Real vs Nominal (Interest rates and GDP)
This post is for all those lucky public school teachers out there who make $28,000 a year. Have you ever wished that you could use those dollars in, for example, 1914. I'm sure you've considered it. Just think! If I had only been able to take $100 of my money and put it into Coca-Cola. I'd be rich!
I know you all realize this is just wishful fancy. However, I must burst your bubble further. Just as you cannot go back in time, you also cannot assume $28,000 of currency in 2008 translates into the same thing in 1914. We have to take into account that word that homeowners love (because it makes them wealthier), and teachers hate (because they live on fixed income) Inflation!
This is the difference between real and nominal variables in economics, real variables have been adjusted for inflation. For example, say as a teacher you make $28,000 a year. However, you do not receive pay raises and every year inflation causes the price level to increase by 5% generally. You might think you income is staying the same. But it turns out, to your dismay, that you are effectively receiving a 5% paycut every year!
In the same line of thinking. Let's say our GDP grew a nominal rate of 8% from 2007-2008. However, inflation was 6%. Adjusted for inflation, our GDP would have grown by a real rate of 2%.
It also works the same way for interest rates. Let's say you put money into a savings account at 2% interest. However, inflation is usually around 3% even in a healthy economy. You are in fact losing 1% of the value of your money by putting it into a savings account!

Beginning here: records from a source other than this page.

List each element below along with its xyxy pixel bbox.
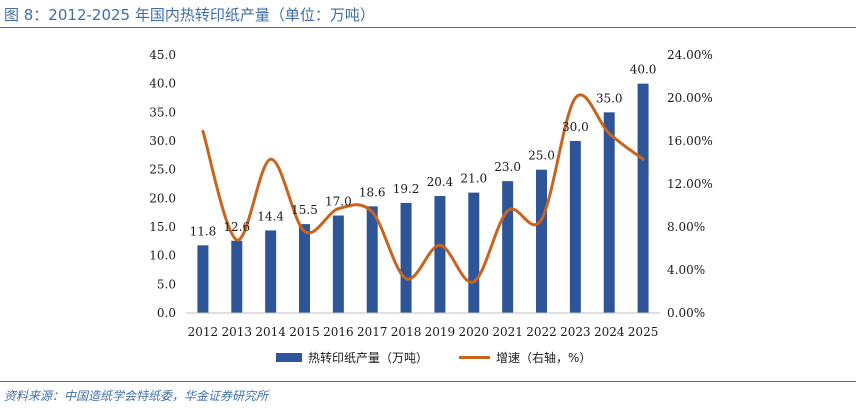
bar-value-label: 30.0 xyxy=(562,120,589,134)
right-axis: 0.00% 4.00% 8.00% 12.00% 16.00% 20.00% 24.00% xyxy=(667,48,713,320)
growth-line xyxy=(201,93,645,284)
x-axis-tick-label: 2019 xyxy=(425,325,456,339)
growth-line-series xyxy=(201,93,645,284)
right-axis-tick-label: 16.00% xyxy=(667,134,713,148)
bar-2025 xyxy=(637,83,649,314)
x-axis-tick-label: 2014 xyxy=(255,325,286,339)
right-axis-tick-label: 0.00% xyxy=(667,306,705,320)
bar-data-labels: 11.8 12.6 14.4 15.5 17.0 18.6 19.2 20.4 21.0 23.0… xyxy=(190,63,657,239)
x-axis-tick-label: 2017 xyxy=(357,325,388,339)
x-axis-tick-label: 2025 xyxy=(628,325,659,339)
x-axis-tick-label: 2018 xyxy=(391,325,422,339)
right-axis-tick-label: 8.00% xyxy=(667,220,705,234)
bar-value-label: 21.0 xyxy=(460,172,487,186)
bar-value-label: 35.0 xyxy=(596,91,623,105)
x-axis-tick-label: 2021 xyxy=(492,325,523,339)
bar-value-label: 12.6 xyxy=(223,220,250,234)
chart-legend: 热转印纸产量（万吨） 增速（右轴，%） xyxy=(276,350,591,365)
bar-2019 xyxy=(434,196,446,313)
bar-2015 xyxy=(299,224,310,313)
x-axis: 2012 2013 2014 2015 2016 2017 2018 2019 2020 2021… xyxy=(186,312,660,339)
bar-2018 xyxy=(400,202,412,313)
bar-2024 xyxy=(603,112,615,313)
bar-value-label: 19.2 xyxy=(393,182,420,196)
bar-2017 xyxy=(366,206,378,313)
bar-2016 xyxy=(332,215,344,313)
left-axis-tick-label: 20.0 xyxy=(149,191,176,205)
right-axis-tick-label: 20.00% xyxy=(667,91,713,105)
x-axis-tick-label: 2020 xyxy=(459,325,490,339)
legend-label-line: 增速（右轴，%） xyxy=(496,350,591,365)
bar-2020 xyxy=(468,192,480,313)
right-axis-tick-label: 4.00% xyxy=(667,263,705,277)
legend-label-bar: 热转印纸产量（万吨） xyxy=(308,350,428,365)
x-axis-tick-label: 2012 xyxy=(188,325,219,339)
source-note: 资料来源：中国造纸学会特纸委，华金证券研究所 xyxy=(4,389,269,403)
x-axis-tick-label: 2013 xyxy=(222,325,253,339)
bar-2023 xyxy=(569,141,581,313)
left-axis-tick-label: 35.0 xyxy=(149,105,176,119)
figure-title: 图 8：2012-2025 年国内热转印纸产量（单位：万吨） xyxy=(4,6,375,24)
left-axis-tick-label: 5.0 xyxy=(157,277,176,291)
bar-value-label: 17.0 xyxy=(325,195,352,209)
bar-value-label: 15.5 xyxy=(291,203,318,217)
left-axis-tick-label: 40.0 xyxy=(149,77,176,91)
left-axis: 0.0 5.0 10.0 15.0 20.0 25.0 30.0 35.0 40.0 45.0 xyxy=(149,48,176,320)
right-axis-tick-label: 12.00% xyxy=(667,177,713,191)
left-axis-tick-label: 45.0 xyxy=(149,48,176,62)
production-chart: 0.0 5.0 10.0 15.0 20.0 25.0 30.0 35.0 40.0 45.0 0… xyxy=(149,48,713,365)
x-axis-tick-label: 2023 xyxy=(560,325,591,339)
right-axis-tick-label: 24.00% xyxy=(667,48,713,62)
bar-value-label: 11.8 xyxy=(190,224,217,238)
bar-2014 xyxy=(265,230,277,313)
bar-value-label: 18.6 xyxy=(359,185,386,199)
bar-2012 xyxy=(197,245,209,313)
x-axis-tick-label: 2015 xyxy=(289,325,320,339)
bar-value-label: 40.0 xyxy=(630,63,657,77)
bar-2022 xyxy=(536,169,547,313)
bar-2021 xyxy=(502,181,514,313)
x-axis-tick-label: 2022 xyxy=(526,325,557,339)
bar-series xyxy=(197,83,649,314)
bar-value-label: 20.4 xyxy=(427,175,454,189)
source-divider xyxy=(0,381,856,382)
left-axis-tick-label: 10.0 xyxy=(149,249,176,263)
bar-value-label: 25.0 xyxy=(528,149,555,163)
bar-2013 xyxy=(231,240,243,313)
x-axis-tick-label: 2016 xyxy=(323,325,354,339)
x-axis-tick-label: 2024 xyxy=(594,325,625,339)
legend-swatch-bar xyxy=(276,353,302,362)
bar-value-label: 23.0 xyxy=(494,160,521,174)
left-axis-tick-label: 0.0 xyxy=(157,306,176,320)
left-axis-tick-label: 25.0 xyxy=(149,163,176,177)
left-axis-tick-label: 15.0 xyxy=(149,220,176,234)
bar-value-label: 14.4 xyxy=(257,209,284,223)
title-divider xyxy=(0,27,856,28)
left-axis-tick-label: 30.0 xyxy=(149,134,176,148)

Therefore, you have to be wary of inflation when you are considering your financial future. You may think you are gaining something or only losing a little, when it fact it is more than you bargained for! Yet, inflation can be a good thing for some people. As I previously stated for someone who owns a home. If the rate of inflation is higher than the real interest rate, your home gains value by just sitting there!